Queen Mary has been laid to rest next to her late husband following a funeral service at Windsor Castle. More than 1,500 mourners, including many royal dignitaries from around the world, attended the service at St George’s Chapel in Windsor today.
The former Queen’s body was brought by car from London to Windsor in the early hours of this morning. It had lain-in-state at Westminster Hall from 29 to 30 March during which time nearly 120,000 people filed past her coffin to pay their last respects.
Princess Victoria Mary Augusta Louise Olga Pauline Claudine Agnes was born on 26 May 1867 to Prince and Princess Francis of Teck. The Princess, who was known as May from her earliest days, married Prince George of Wales on 6 July 1893 and became his Queen on 6 May 1910.
The couple, who had six children, reigned until King George’s death on 29 January 1936. Queen Mary died on 24 March at her home, Marlborough House in London, after having suffered gastric problems for several weeks. She was 85.
During the week since her death messages of sympathy have arrived from around the world. As mourners arrived in Windsor for the funeral this morning hundreds of wreaths and cards of sympathy lay on the lawns outside the castle.
Queen Mary’s coffin draped in her banner of arms was brought into St George’s chapel for the service by six military pallbearers. The funeral service, broadcast by the BBC, was conducted by the Archbishop of Canterbury, Geoffrey Francis Fisher.
The Queen, wearing a long black veil, paid her final respects by sprinkling earth three times from a silver bowl onto the coffin as the Archbishop declared her resurrection to eternal life with the words ‘Earth to Earth, Ashes to Ashes, Dust to Dust.’
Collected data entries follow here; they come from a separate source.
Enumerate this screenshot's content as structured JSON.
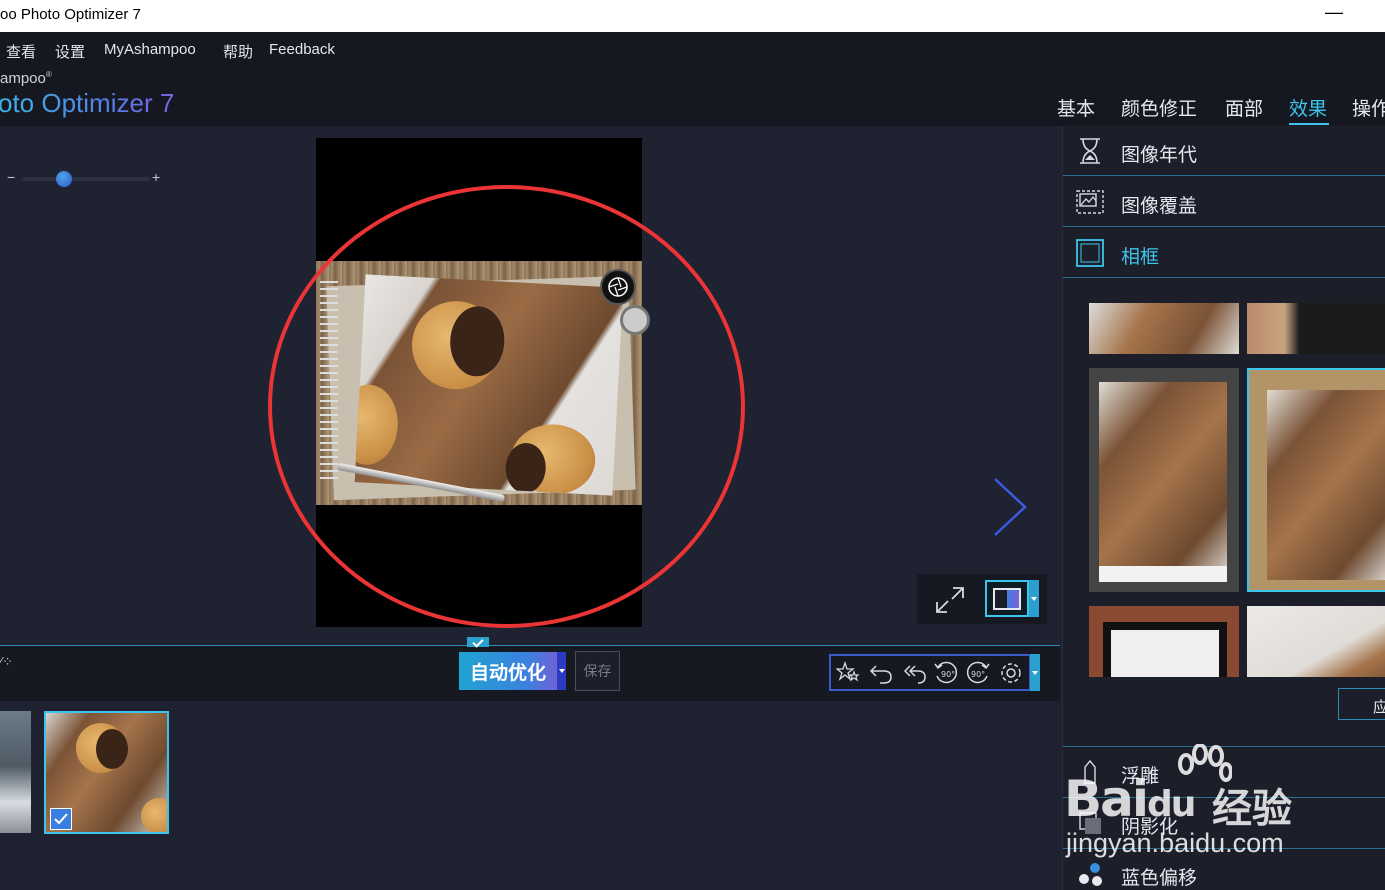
{
  "window": {
    "title": "oo Photo Optimizer 7",
    "minimize": "—"
  },
  "menu": {
    "items": [
      "查看",
      "设置",
      "MyAshampoo",
      "帮助",
      "Feedback"
    ]
  },
  "brand": {
    "small": "ampoo",
    "reg": "®",
    "big": "oto Optimizer 7"
  },
  "tabs": {
    "items": [
      "基本",
      "颜色修正",
      "面部",
      "效果",
      "操作"
    ],
    "active": "效果"
  },
  "zoom": {
    "minus": "−",
    "plus": "+",
    "level": 0.33
  },
  "toolbar": {
    "auto_label": "自动优化",
    "save_label": "保存",
    "left_glyph": "⁄⁘"
  },
  "sidebar": {
    "items": [
      {
        "label": "图像年代",
        "icon": "hourglass-icon"
      },
      {
        "label": "图像覆盖",
        "icon": "image-overlay-icon"
      },
      {
        "label": "相框",
        "icon": "frame-icon",
        "active": true
      }
    ],
    "apply_label": "应",
    "lower_items": [
      {
        "label": "浮雕",
        "icon": "emboss-icon"
      },
      {
        "label": "阴影化",
        "icon": "shadow-icon"
      },
      {
        "label": "蓝色偏移",
        "icon": "blue-shift-icon"
      }
    ]
  },
  "watermark": {
    "bai": "Bai",
    "du": "du",
    "cn": "经验",
    "url": "jingyan.baidu.com"
  },
  "colors": {
    "accent": "#3ec4ea",
    "highlight_circle": "#ea3435",
    "background": "#1f2230"
  }
}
As she left the catafalque the Queen gave a deep curtsey. Queen Mary will be laid to rest next to her late husband in the tomb built in St George’s Chapel following his death. Later in the day a memorial service was held at St Paul’s Cathedral for members of the public. About 4,000 people attended. The Queen has declared that official court mourning for Queen Mary will last until 25 April.
Courtesy BBC News
In context
In August 1953 a grant of probate, published at the Principal Probate Registry in London, revealed that Queen Mary had left £379,864 in her will.
Queen Mary was the wife of George V and mother to Edward VIII and George VI.
She was an austere and regal figure, but this made her more, rather than less, admired, and her strong sense of duty and her steadfastness through both World Wars earned her an enduring affection.
This most traditional of monarchs, however, oversaw some of the biggest upheavals the Royal Family has ever seen.
The worst came when, to her strong disapproval, her son, Edward VIII, abdicated the throne to marry the divorced American, Wallis Simpson.
She outlived three of her children as well as her husband.
She lived to see her granddaughter, Queen Elizabeth II, ascend to the throne – the third of her descendants to do so – but died three months before the formal coronation.